Of course these days, I know how diverse the science fiction genre is (and in a previous entry, I did mention at how people who are familiar with a particular genre are able to classify specific works into sub-genres). But what’s astounding is the kind of science fiction that made its way in school: books like Lois Lowry’s The Giver, Ray Bradbury’s Fahrenheit 451, Daniel Keyes’s Flowers for Algernon, and George Orwell’s 1984 and Animal Farm. Those books didn’t quite exactly scream out “science fiction!” when I first read them. It was more like “it’s a future earth” or a “dystopian earth” or “metaphorical earth” or in the case of Flowers for Algernon, it’s just the regular world with one exception. (Of course nowadays, I appreciate how those stories are science fiction and how diverse the genre really is to allow such diverse modes of storytelling.)

A part of me wonders: maybe it’s part of the realist fiction conspiracy.
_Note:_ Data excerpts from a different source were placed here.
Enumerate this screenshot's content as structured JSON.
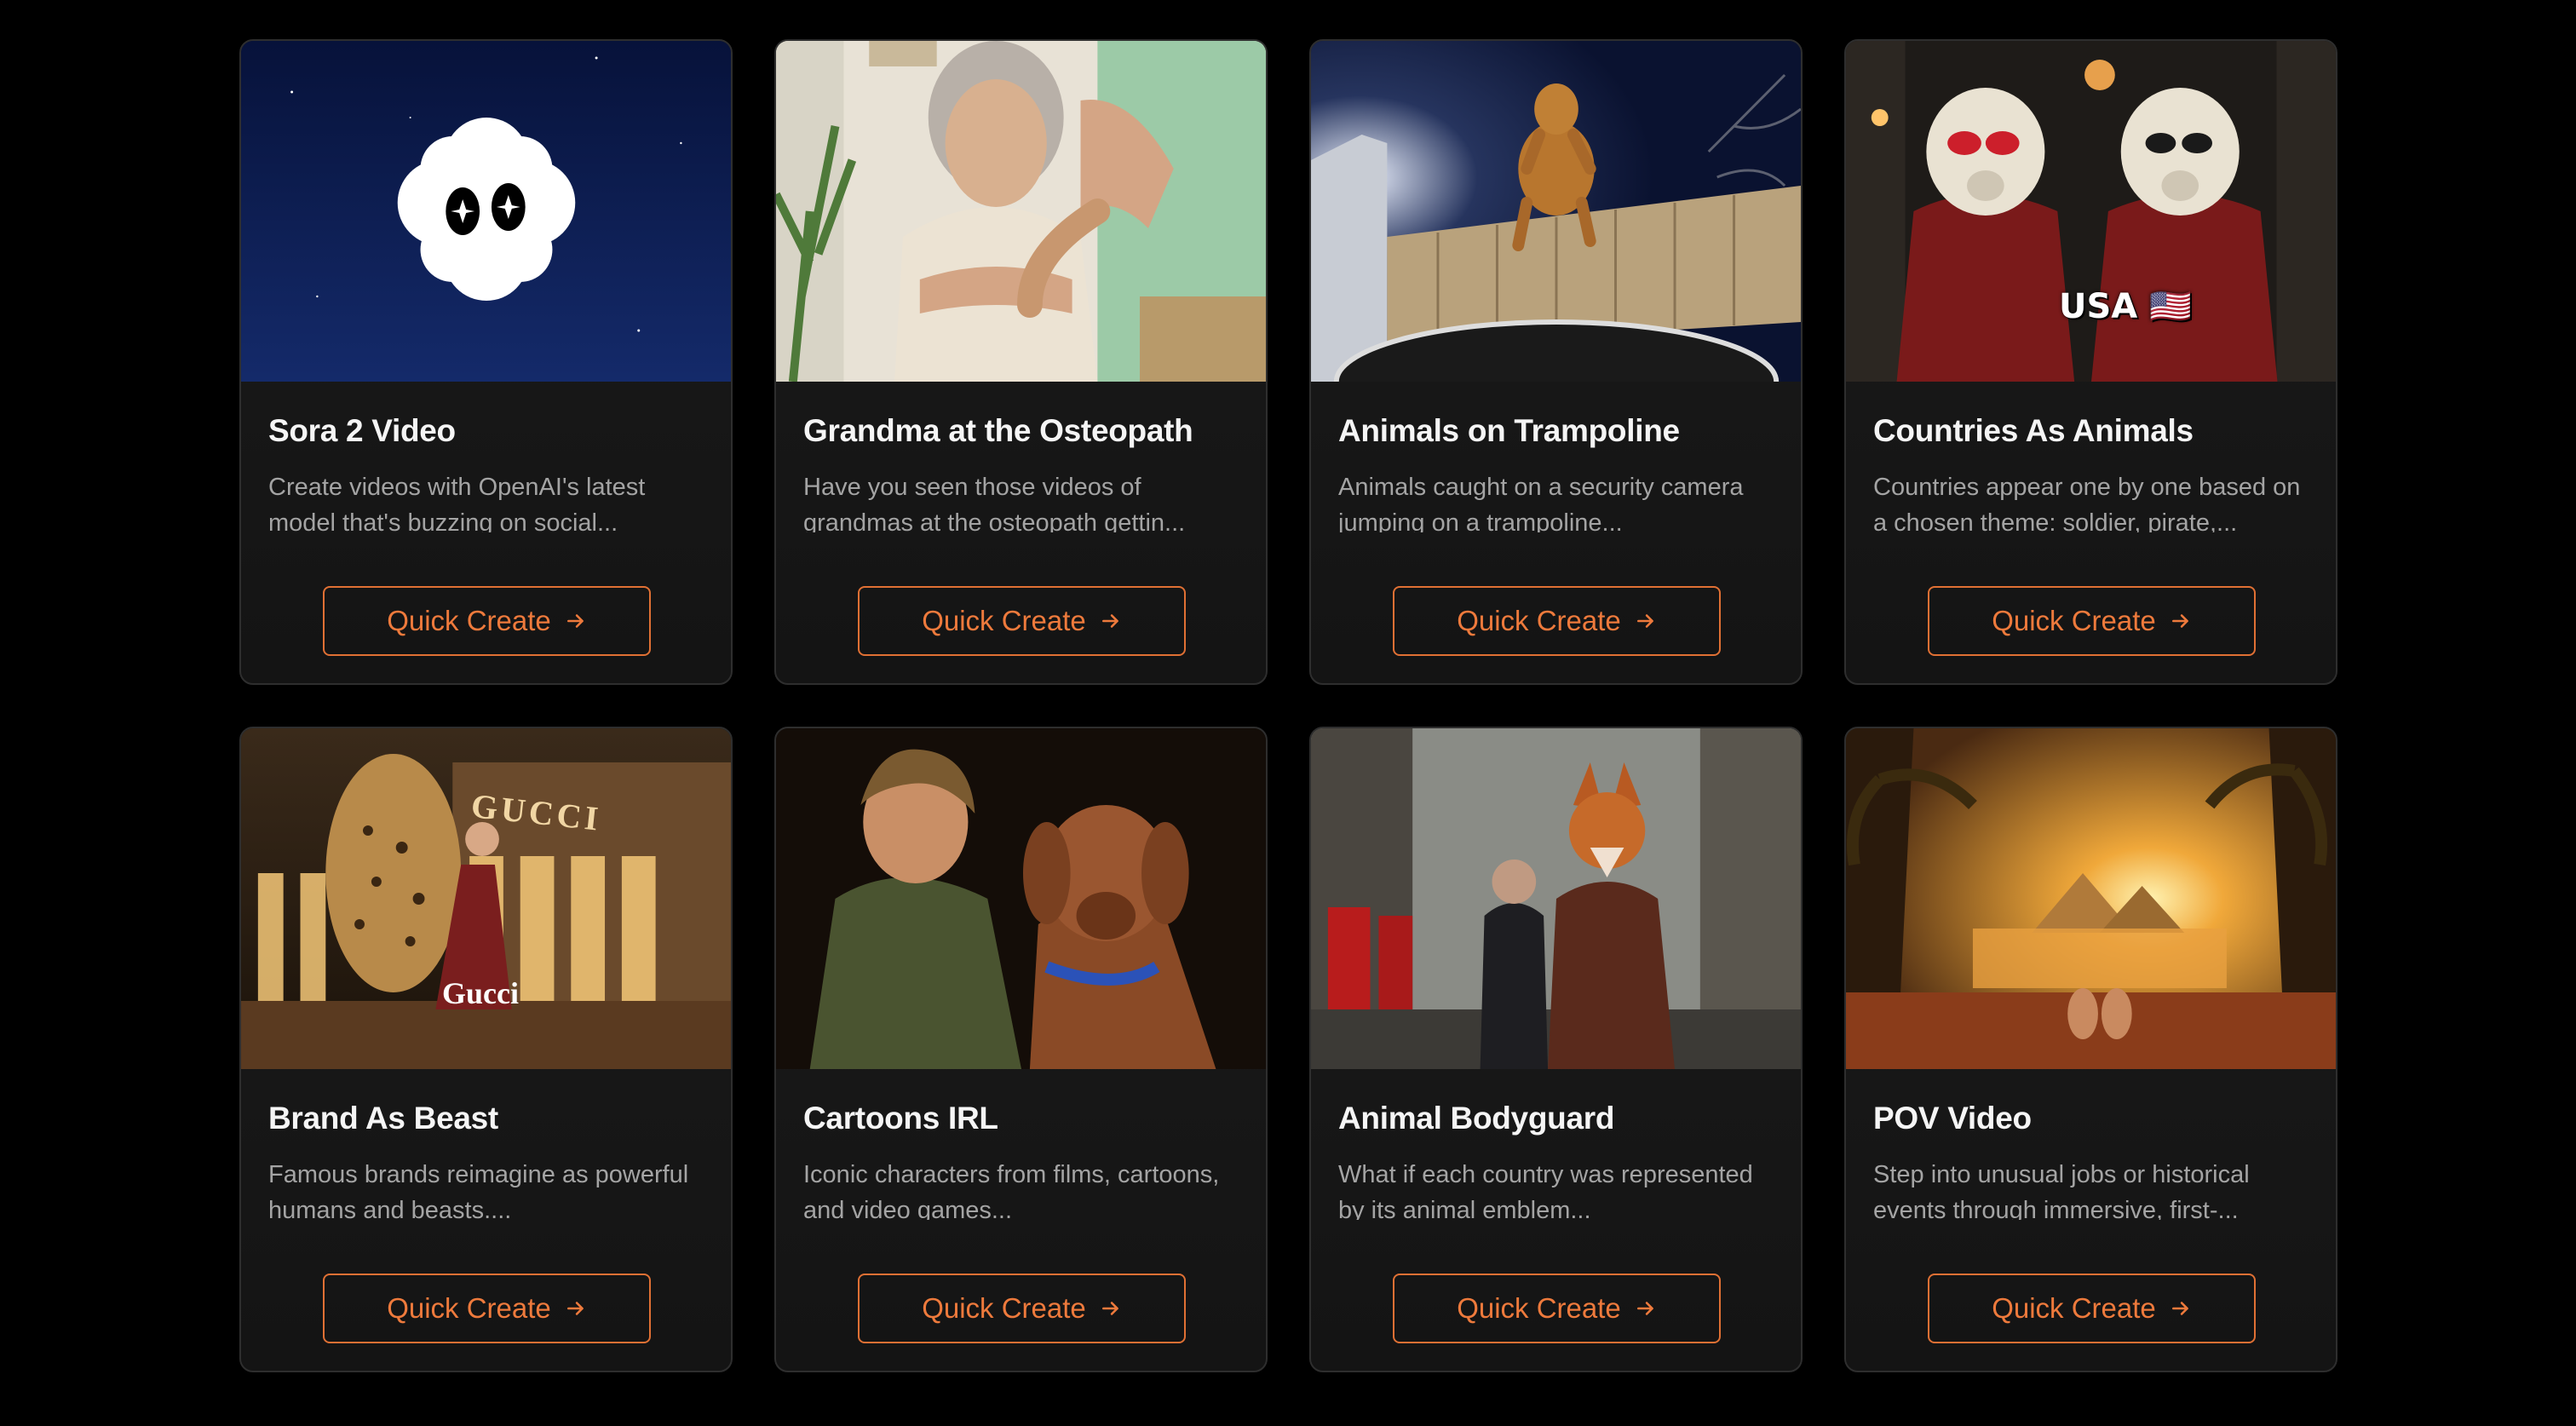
{
  "cards": [
    {
      "title": "Sora 2 Video",
      "desc": "Create videos with OpenAI's latest model that's buzzing on social...",
      "button": "Quick Create",
      "image": "sora-logo-night-sky"
    },
    {
      "title": "Grandma at the Osteopath",
      "desc": "Have you seen those videos of grandmas at the osteopath gettin...",
      "button": "Quick Create",
      "image": "grandma-osteopath-photo"
    },
    {
      "title": "Animals on Trampoline",
      "desc": "Animals caught on a security camera jumping on a trampoline...",
      "button": "Quick Create",
      "image": "dog-trampoline-night"
    },
    {
      "title": "Countries As Animals",
      "desc": "Countries appear one by one based on a chosen theme: soldier, pirate,...",
      "button": "Quick Create",
      "image": "polar-bears-usa",
      "overlay": "USA 🇺🇸"
    },
    {
      "title": "Brand As Beast",
      "desc": "Famous brands reimagine as powerful humans and beasts....",
      "button": "Quick Create",
      "image": "leopard-gucci",
      "overlay": "Gucci",
      "sign": "GUCCI"
    },
    {
      "title": "Cartoons IRL",
      "desc": "Iconic characters from films, cartoons, and video games...",
      "button": "Quick Create",
      "image": "man-and-dog"
    },
    {
      "title": "Animal Bodyguard",
      "desc": "What if each country was represented by its animal emblem...",
      "button": "Quick Create",
      "image": "fox-bodyguard-london"
    },
    {
      "title": "POV Video",
      "desc": "Step into unusual jobs or historical events through immersive, first-...",
      "button": "Quick Create",
      "image": "pov-pyramids-sunset"
    }
  ],
  "colors": {
    "accent": "#e07034",
    "background": "#000000",
    "card": "#181818"
  }
}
Fantasy isn’t tolerated by the literati, but science fiction is because it’s more grounded in reality (thanks to the science part), and the only stories they’ll allow are those that aren’t too off the top (such as the aforementioned books). No spaceships or aliens! Honestly, stories like 1984 and Flowers for Algernon is more like an exaggerated “what if?” fiction than something as unbelievable as science fiction (and the preconceptions of people when it comes to science fiction is probably still along the lines of Star Wars and Star Trek). There’s even the phenomenon of genre writers hiding under the umbrella of science fiction (“I’m not fantasy, I’m really science fiction! And that makes all the difference!”).

It makes me wonder at the “doublethink” of the literati. Science fiction is still a ghetto or relegated to “you’re just genre!” yet a good chunk of significant novels in the 20th century is science fiction. They’re easily saying “I recognize Fahrenheit 451 but I don’t recognize the genre it belongs to.”

Of course what’s interesting to note is that science fiction has always had a history of great stories without needing to be heavy-handed in terms of the science. I mean I was just reading I Am Legend a month ago and it’s easily like Fahrenheit 451 in the sense that it has an urban dystopian feel. And then Isaac Asimov never seemed like heavy for me. My philosopher teacher related to Foundation as a philosophy text more than as a pure science fiction one. (I think the best parlor trick Asimov successfully managed to pull off was when a friend complained that he had read Asimov at under age 13 and understood it all—that’s the conceit of Asimov, his writing is simple yet compelling!) I read Robert Heinlen’s Starship Troopers and surprisingly, for me it’s more of a young adult novel or a military novel and rather than this big, profound story, it’s easily one of the most down-to-earth fiction you could read. The aliens and the technology are really incidental to the story.

And perhaps all that is what most people fail to see—science fiction isn’t just about the science, it’s about the fiction. Does science fiction throw fancy, wacky theories? Sure. But the best stories, period, aren’t sustained by concepts alone (although there are exceptions). I think what characterizes good science fiction is when they resonate with the human condition, something that makes us both feel and think rather than simply stimulating just one of those senses/emotions.